In the mid-term, I can forsee taking data from studies available and compiling it into presentations to provide to our Clinical Standards and Practices Committee to suggest changes for our agency. They are typically very responsive to evidence based practice if you can put it in front of them and make a compelling argument with consideration for operational requirements.

Good goal and exercise for developing an understanding of clinical research.

In the long term, I don't know where my career will take me. But I want to be able to analyze clinical data and be able to present it in a professional format. I like the idea of publishing studies from within my own agency, but that's a big fish. I don't think studies have to be ground breaking or anything, but being able to confirm or refute current practice is important too.
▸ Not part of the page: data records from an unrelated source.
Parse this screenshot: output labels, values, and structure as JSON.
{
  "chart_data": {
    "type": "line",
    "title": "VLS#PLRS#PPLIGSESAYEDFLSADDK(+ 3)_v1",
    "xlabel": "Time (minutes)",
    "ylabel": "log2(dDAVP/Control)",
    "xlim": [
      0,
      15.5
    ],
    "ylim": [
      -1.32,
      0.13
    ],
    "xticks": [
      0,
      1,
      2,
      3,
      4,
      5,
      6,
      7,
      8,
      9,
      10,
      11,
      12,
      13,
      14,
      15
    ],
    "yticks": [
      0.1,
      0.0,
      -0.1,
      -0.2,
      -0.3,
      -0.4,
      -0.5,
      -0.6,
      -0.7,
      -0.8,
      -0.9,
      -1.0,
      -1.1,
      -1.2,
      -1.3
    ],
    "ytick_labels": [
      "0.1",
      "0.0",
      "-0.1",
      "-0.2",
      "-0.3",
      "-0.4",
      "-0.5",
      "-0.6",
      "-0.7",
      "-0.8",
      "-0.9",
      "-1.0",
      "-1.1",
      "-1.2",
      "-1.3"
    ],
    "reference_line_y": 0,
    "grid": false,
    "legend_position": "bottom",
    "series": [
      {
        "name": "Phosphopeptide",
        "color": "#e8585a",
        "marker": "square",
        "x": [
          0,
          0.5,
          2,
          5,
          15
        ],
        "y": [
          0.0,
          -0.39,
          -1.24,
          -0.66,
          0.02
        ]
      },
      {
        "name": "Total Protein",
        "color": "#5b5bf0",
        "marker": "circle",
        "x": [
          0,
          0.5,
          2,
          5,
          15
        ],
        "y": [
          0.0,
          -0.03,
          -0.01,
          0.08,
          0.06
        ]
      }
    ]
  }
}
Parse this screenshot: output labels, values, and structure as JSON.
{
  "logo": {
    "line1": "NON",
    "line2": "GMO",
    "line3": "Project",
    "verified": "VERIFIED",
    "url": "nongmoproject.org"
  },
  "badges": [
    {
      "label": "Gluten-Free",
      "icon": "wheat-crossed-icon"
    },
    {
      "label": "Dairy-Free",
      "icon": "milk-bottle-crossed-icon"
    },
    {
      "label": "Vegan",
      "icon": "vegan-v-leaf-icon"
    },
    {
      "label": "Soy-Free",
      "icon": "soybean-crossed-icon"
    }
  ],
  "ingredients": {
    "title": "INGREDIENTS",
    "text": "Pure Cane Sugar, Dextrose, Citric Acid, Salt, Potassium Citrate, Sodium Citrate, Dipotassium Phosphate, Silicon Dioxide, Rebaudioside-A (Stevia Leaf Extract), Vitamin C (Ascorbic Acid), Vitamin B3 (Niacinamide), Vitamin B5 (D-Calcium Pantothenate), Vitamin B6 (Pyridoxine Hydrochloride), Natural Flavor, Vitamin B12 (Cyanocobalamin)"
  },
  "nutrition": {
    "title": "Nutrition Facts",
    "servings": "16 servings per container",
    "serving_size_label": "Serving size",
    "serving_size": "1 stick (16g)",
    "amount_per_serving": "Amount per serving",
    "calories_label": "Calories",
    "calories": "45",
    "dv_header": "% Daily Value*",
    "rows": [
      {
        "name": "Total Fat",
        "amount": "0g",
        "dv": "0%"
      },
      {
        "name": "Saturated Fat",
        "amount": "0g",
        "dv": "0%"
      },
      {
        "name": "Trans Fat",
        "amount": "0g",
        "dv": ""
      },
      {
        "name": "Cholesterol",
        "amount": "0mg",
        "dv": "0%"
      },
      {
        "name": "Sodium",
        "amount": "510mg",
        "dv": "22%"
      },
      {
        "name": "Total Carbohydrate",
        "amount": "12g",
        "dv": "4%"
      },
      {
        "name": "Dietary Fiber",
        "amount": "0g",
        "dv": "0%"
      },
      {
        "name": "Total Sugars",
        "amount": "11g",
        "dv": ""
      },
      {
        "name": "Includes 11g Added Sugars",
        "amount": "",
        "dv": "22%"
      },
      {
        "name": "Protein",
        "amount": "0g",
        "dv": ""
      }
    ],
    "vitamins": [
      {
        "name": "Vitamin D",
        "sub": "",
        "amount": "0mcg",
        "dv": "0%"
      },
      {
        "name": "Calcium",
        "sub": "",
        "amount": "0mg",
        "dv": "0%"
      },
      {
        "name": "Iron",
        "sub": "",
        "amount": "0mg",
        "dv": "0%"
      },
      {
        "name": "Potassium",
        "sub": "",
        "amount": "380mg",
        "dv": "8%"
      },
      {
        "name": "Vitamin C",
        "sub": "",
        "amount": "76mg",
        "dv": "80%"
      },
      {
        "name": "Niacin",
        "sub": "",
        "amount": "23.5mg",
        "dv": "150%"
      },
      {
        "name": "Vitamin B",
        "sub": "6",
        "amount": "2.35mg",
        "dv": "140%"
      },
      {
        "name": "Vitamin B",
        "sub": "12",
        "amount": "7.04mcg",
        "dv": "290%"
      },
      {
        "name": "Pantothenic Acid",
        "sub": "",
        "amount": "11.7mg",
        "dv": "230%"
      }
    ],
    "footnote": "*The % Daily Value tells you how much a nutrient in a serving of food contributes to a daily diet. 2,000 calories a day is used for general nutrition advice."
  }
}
Doing research of sufficient quality to be accepted for publication is a big fish, but it certainly isn't beyond the realm of possibility. It's a great career goal, IMO. You'll need access to the resources of a university or major medical center library, a clinical statistician, and as Gurby pointed out, someone experienced with the process to mentor and assist you.
 
I was reviewing my degree pathway and one of the recommended electives is "Research Methods for Health Professionals."

So I'm excited for that.
 
For me, the 3 things that made the biggest difference:

-Taking a basic stats class.
-Getting onto a research project and watching the different sections come together.
-Taking a course in writing academic papers. When I took “Evidence Based Nursing Scholarship” at OSU, you had to write a giant paper and poster. You wrote 5-10 pages each week and class time was spent learning about levels of evidence, data tables, etc... That course helped so much because it forced me to read hundreds of papers, and then when I had to write one, I understood what things were just “fluff” in a paper. The methodology is often more important than the results; that “middle part” tells you whether or not to accept the abstract or conclusion.